To a solution of 0.030 g complex 2 (0.04 mmol) in 5 cm3 pentane was dropwise added a solution of 0.014 g ferrocenium hexafluorophosphate (0.04 mmol) in 2 cm3 THF/CH3CN (5:1) until the initial color disappeared. During addition, a green substance precipitated that was eventually washed twice with pentane and dried in vacuum. 1H NMR (400 MHz, CD2Cl2): δ = 7.47 (d, J = 7.2 Hz, 4H, ph), 7.32 (t, J = 6.5 Hz, 2H, ph), 4.23 (bs, 8H, CH2StBu), 1.01 (s, 36H, CH3) ppm; 13C{1H} NMR (101 MHz, CD2Cl2): δ = 148.3, 126.7, 123.2, 52.2, 46.4, 29.8 ppm; HRMS (ESI+, MeOH): m/z calc. for C32H50CoS4 (M+) 621.2122, found 621.2138.

Computational details

All calculations were performed using the ORCA 4.2.1 software package utilizing the Vienna Scientific Cluster (VSC3) in part [18]. Electronic ground state calculations, including geometry optimizations and frequencies, were carried out with density functional theory (DFT) using the functionals BP86 and PBE0, the def2-SVP basis set for the C, H, S atoms, and the def2-TZVP for cobalt [19, 20]. The D3 correction by Grimme together with BJ damping was used to account for dispersion interactions [21]. Orbital plots and graphics were generated with Chemcraft [22].

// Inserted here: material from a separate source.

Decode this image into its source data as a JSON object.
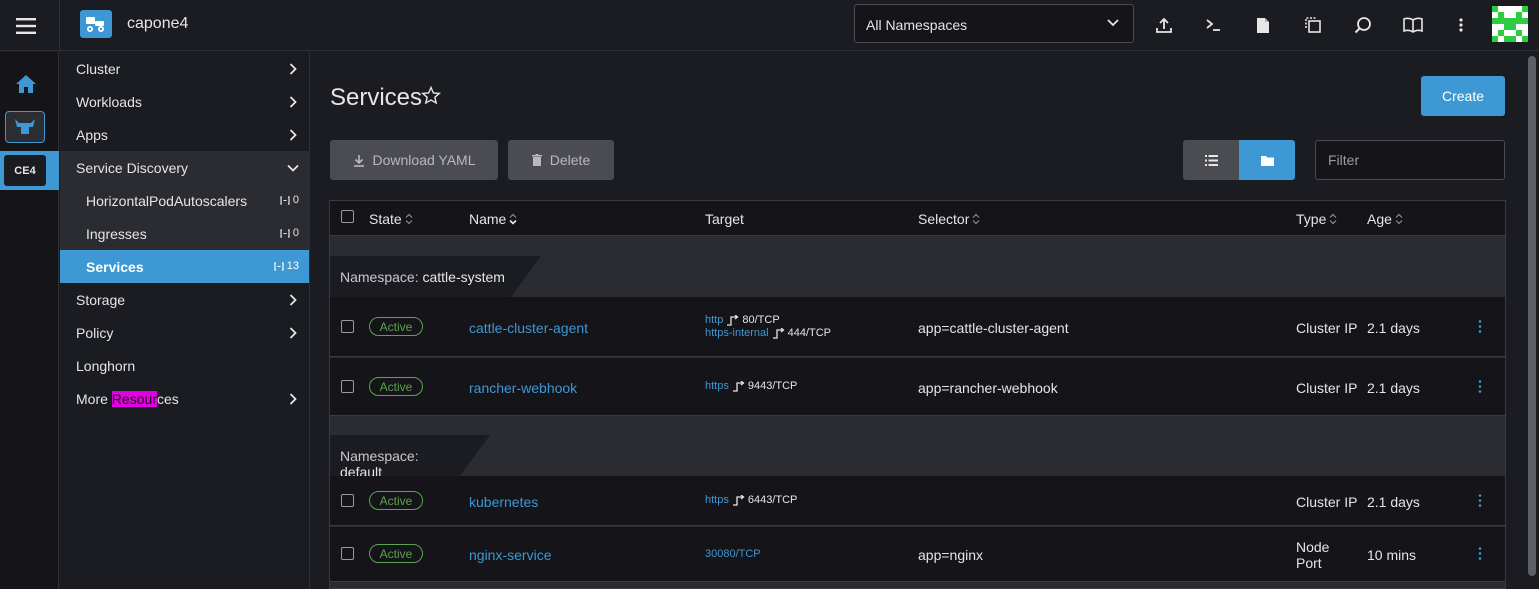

X-Ray structure determination

X-ray diffraction data for 1 and 2 (CCDC 2165639 and 2165640) were collected at T = 100 K in a dry stream of nitrogen on a Bruker Kappa APEX II diffractometer system using graphite-monochromatized Mo-Kα radiation (λ = 0.71073 Å) and fine sliced φ- and ω-scans. Data were reduced to intensity values with SAINT and an absorption correction was applied with the multi-scan approach implemented in SADABS [23]. The structures were solved by the dual space method implemented in SHELXT [24] and refined against F2 with SHELXL [25]. Non-hydrogen atoms were refined with anisotropic displacement parameters. The H atoms were placed in calculated positions and thereafter refined as riding on the parent C atoms. 2 was refined as an index 2 twin by pseudo-merohedry (monoclinic structure with pseudo-oP lattice). Molecular graphics were generated with the program MERCURY [26].